汁かけご飯

 今日の夕食はどうしよう。これはいつも悩ましい課題である。

 外出からの帰路、妻に現状を聞いてみた。
 ごはんは炊飯器にある。味噌汁が一椀分ともうちょっとくらい残ってる。

 で、妻の提案。汁かけご飯。
 「了解。で、ほかには?」と聞くと「それだけでいい」というので、「ちょっとそれだけではさみしい」と答えた。

 さみしいのは私の問題だ。そこで、なにか作ろうと提案した。一皿か二皿。
 冷蔵庫にはなにがあるか尋ねると、ダイコンとニンジンとタマネギとネギとシメジならあるという。
 よし、それでなにが作れる。

 酢豚はどうか。ただし豚抜きで。お昼はケンタッキーフライドチキンで鶏肉を食べ過ぎたので、動物性タンパク質はもう十分だろう。豚抜きの酢豚を提案すると、妻は難色を示す。なぜか。聞いてみると、酢が苦手だからという。酢が強すぎるとたしかに喉の奥が痛くなることがある。それが嫌なのかと聞くと、やはりそうらしい。では酢は控えめにすればいいわけだ。
 他にもう一皿くらい。なにがいいか。ダイコンがあるから大根おろしでいいか。大根おろしの上になにかちょっと載せればそれなりに見栄えもするだろう。

 ということで帰宅後に準備した。

 豚抜き酢豚は洋風の調味で仕上げる。ニンジンとタマネギと白ネギを3センチ幅に刻み、少しのオリーブオイルを煮立てた鍋に投入してやや焦げ目が付くまで強火で転がす。
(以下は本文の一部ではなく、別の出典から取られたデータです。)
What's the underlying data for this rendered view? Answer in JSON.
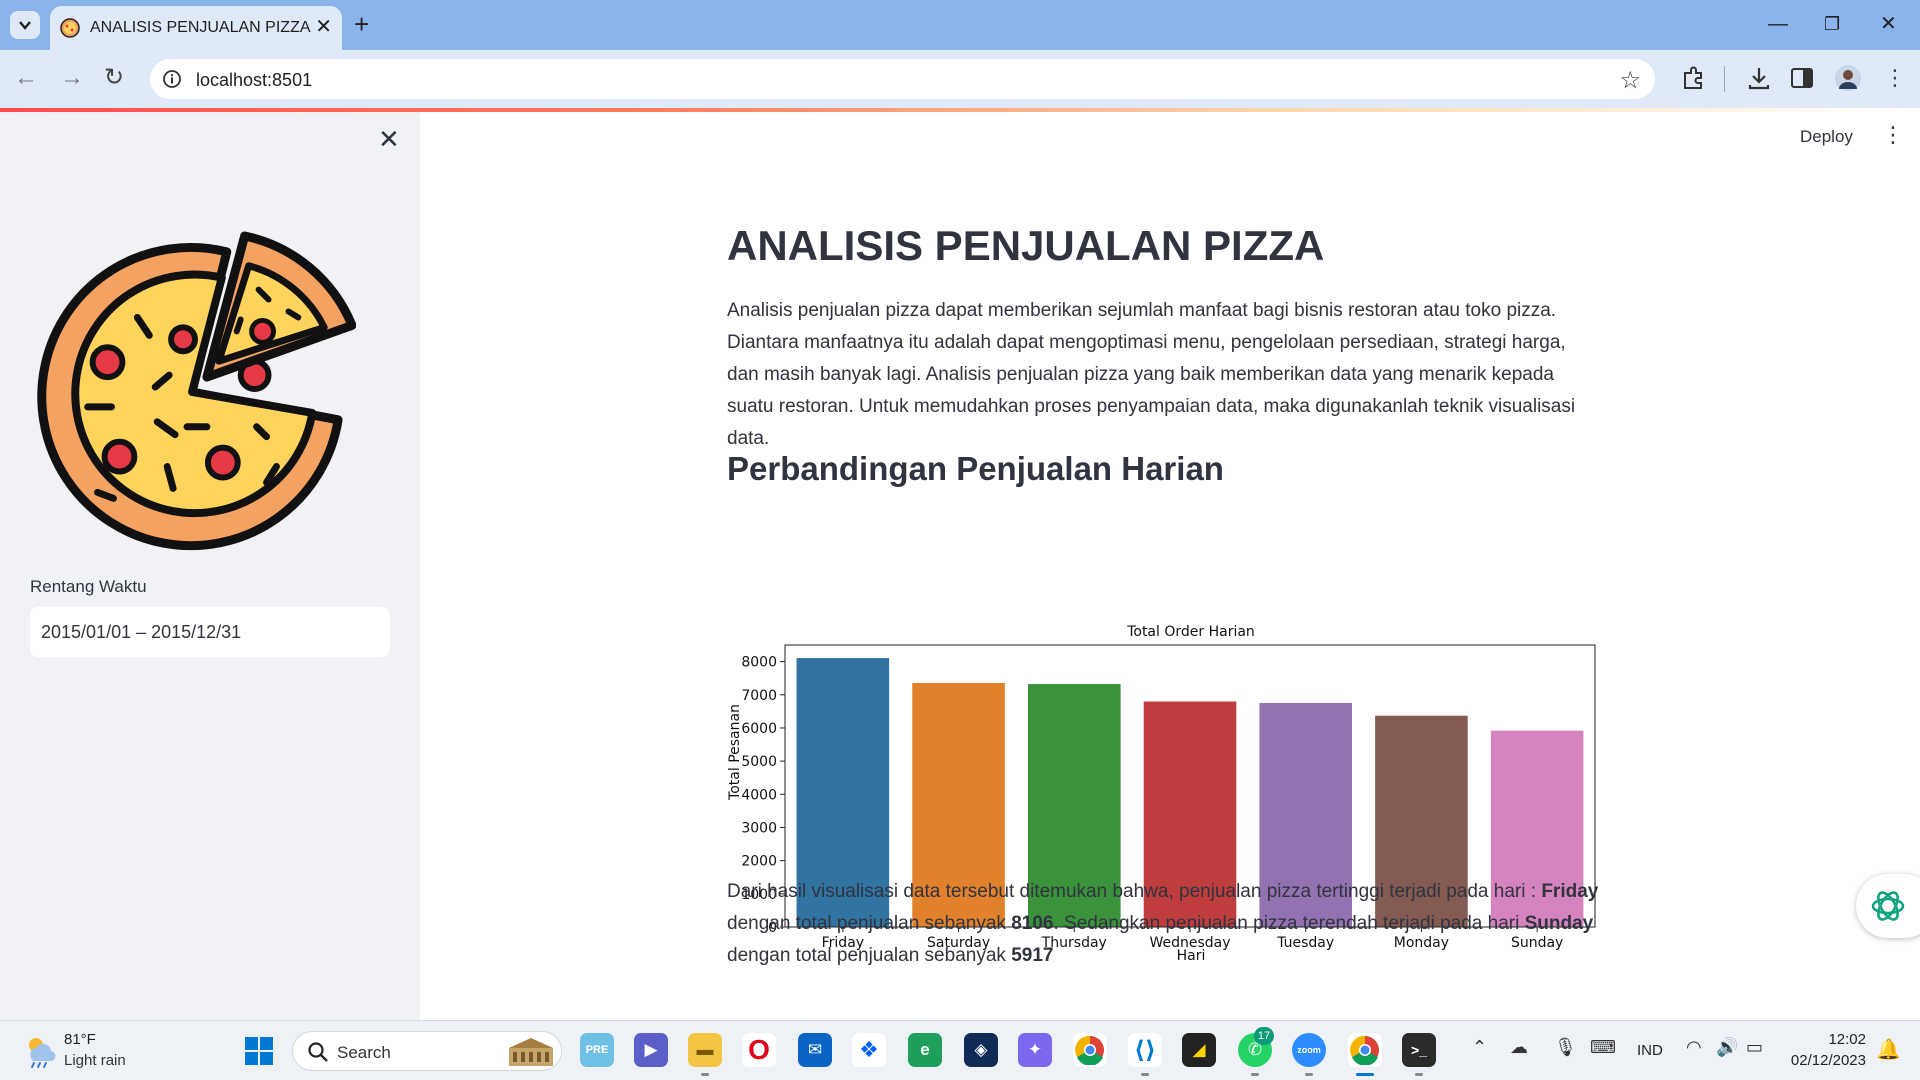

ここに白ワインを注ぐ。さらに醤油を少し垂らす。次いでバルサミコ酢を少々。さらに鍋の中で野菜を転がす。最後に、片栗粉を水と醤油と白ワインで溶いた液を注いでかき混ぜる。これでとろみがでる。白い四角い小皿に盛る。緑色の粉パセリを振る。
 大根おろしはダイコンの色の悪いところを削ってからおろし金でおろす。ガラスのお猪口に盛る。その上に紫色をしたイカの塩辛を少し載せる。仕上げに黒胡椒を振る。
 汁かけご飯は別途ご飯だけを少しの水と鶏ガラスープで煮て味をつける。仕上げに料理酒を少し加えて香りを付ける。黒い丸皿にお子様ランチのライスのようにこんもりと盛る。そこに暖めなおした味噌汁を具がご飯に半分ほどかかるように回しかける。これはスプーンで食べる。
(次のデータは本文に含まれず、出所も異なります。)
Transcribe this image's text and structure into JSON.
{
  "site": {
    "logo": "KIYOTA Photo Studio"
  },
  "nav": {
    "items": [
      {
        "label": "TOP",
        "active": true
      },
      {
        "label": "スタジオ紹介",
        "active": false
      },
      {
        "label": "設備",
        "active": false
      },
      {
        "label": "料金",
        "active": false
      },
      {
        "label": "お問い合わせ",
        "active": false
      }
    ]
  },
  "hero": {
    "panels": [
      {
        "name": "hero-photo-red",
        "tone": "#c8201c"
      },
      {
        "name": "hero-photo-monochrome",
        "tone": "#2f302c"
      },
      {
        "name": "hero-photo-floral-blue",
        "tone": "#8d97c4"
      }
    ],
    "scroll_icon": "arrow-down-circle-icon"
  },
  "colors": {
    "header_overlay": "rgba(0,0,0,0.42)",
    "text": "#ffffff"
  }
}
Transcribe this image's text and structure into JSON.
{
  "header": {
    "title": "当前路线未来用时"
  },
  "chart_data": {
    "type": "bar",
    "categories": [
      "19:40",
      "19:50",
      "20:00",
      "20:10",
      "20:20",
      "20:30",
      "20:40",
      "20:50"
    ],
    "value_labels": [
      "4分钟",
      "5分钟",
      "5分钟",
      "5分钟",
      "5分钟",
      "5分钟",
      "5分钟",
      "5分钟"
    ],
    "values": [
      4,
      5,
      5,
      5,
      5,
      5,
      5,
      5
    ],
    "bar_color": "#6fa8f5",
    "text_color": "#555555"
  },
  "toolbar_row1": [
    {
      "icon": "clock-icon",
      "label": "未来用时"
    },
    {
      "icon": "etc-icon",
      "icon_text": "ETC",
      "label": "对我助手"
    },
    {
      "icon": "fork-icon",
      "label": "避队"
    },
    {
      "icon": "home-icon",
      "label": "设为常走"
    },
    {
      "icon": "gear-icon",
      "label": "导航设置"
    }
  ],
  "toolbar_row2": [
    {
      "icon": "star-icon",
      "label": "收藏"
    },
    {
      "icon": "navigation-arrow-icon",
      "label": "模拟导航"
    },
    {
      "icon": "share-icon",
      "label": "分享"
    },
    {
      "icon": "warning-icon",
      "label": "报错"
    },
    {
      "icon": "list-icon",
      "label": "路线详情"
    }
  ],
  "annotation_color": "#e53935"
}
 できあがってみると、私の意見では、それなりにきれいに立派な夕食に見えた。

 食べてみるとおいしかった。妻の炊いてくれたご飯と作っておいてくれた味噌汁もとてもおいしい。
 ふたりで一緒に食べると、さらにおいしい。

 汁かけご飯の夕食としては、上出来であろうと悦に入った。